江子笙看着任錦軒和任承澤二人,一直在心中動搖的念頭,此刻完全堅定了下來。

“放心,任承恩他拖不住你,我們還有一張沒有用過的王牌。一張殺一儆百震懾天下的王牌!”江子笙說完這話像是用盡了全身的力氣,緊握的拳頭猛烈的顫抖着。

任錦軒靜靜地望着江子笙,脣邊的笑意逐漸上揚。

她,終究還是動了那個念頭嗎?

任承澤雙眸一緊,剛江子笙散發出來的殺氣,就是他也忍不住一陣膽寒。

江子笙深深地吸了口氣,望着眼前明顯有些激動的男人,淡淡地道:“這張王牌迫不得已的時候再用吧,現在我還不想說。”

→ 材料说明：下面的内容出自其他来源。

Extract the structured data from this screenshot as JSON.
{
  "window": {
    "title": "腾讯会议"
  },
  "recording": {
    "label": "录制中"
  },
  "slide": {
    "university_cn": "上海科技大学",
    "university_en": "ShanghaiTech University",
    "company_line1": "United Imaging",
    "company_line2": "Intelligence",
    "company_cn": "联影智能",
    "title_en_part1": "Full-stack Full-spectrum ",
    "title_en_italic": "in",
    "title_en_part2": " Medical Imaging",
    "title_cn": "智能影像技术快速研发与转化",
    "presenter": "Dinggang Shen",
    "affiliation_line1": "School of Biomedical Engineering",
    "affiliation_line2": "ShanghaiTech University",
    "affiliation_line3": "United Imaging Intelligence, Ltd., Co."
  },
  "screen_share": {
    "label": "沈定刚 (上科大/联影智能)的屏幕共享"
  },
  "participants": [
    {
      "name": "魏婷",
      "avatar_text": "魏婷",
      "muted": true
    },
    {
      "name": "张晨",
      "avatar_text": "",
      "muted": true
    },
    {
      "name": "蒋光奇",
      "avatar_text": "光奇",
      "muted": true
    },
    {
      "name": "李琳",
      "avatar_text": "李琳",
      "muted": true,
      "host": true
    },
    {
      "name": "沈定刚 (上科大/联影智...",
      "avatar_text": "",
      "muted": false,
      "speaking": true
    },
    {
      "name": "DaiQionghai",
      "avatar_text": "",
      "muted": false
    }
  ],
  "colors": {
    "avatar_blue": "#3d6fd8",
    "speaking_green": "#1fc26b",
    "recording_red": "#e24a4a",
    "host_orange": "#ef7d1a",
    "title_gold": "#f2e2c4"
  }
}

“好,我信你。”任承澤雖然不知江子笙說的是什麼,但也能夠猜出那絕對是他們聞所未聞,又殺傷力巨大的東西。

江子笙朝着任承澤笑笑,便陷入了沉默,似在思考。

除了那樣東西,是否還能用其他的方法快速打擊任承恩和毒宗……

這一夜他們聊了很多事情,直到孤星疏落,蠟炬成灰。

任承澤與任錦軒相視一眼,看着江子笙趴睡在小几上,眸中的光柔得如同一潭湖水。

“任錦軒,爲什麼我先遇到她,她選擇的人卻是你?”任承澤的語氣並沒有多少酸澀,就像是在說一個簡單的解答題。

“這是命運。”任錦軒的脣微微揚起,他確定以及肯定,江子笙就是自己一生尋找的那個人。

她也是夙夜口中那個能改變這世界命運的人。

“是命運嗎?”任承澤淡淡的笑笑,“或許吧,儘管命運如此,我的心還是想再爭一次,不管結局怎麼樣,我都無悔。”

“我亦是。”任錦軒走向窗邊,看着西沉的彎月,琥珀般的眸子裡似乎蕩起了一圈一圈的漣漪,似乎望向了很遠很遠的地方。

那個地方叫未來,那裡面有他還有江子笙……

想象是美好的,不過一個呼吸間,任錦軒便收斂起了所有的心神。

空氣中的溼氣越來越重,水霧透過窗戶如雨一般撲進來,任錦軒稍稍側身,暗衛便統統的現身出來,黑色的夜行衣已經溼透了大半。

“毒宗的人已經來了嗎?”任錦軒長眉輕輕挑起。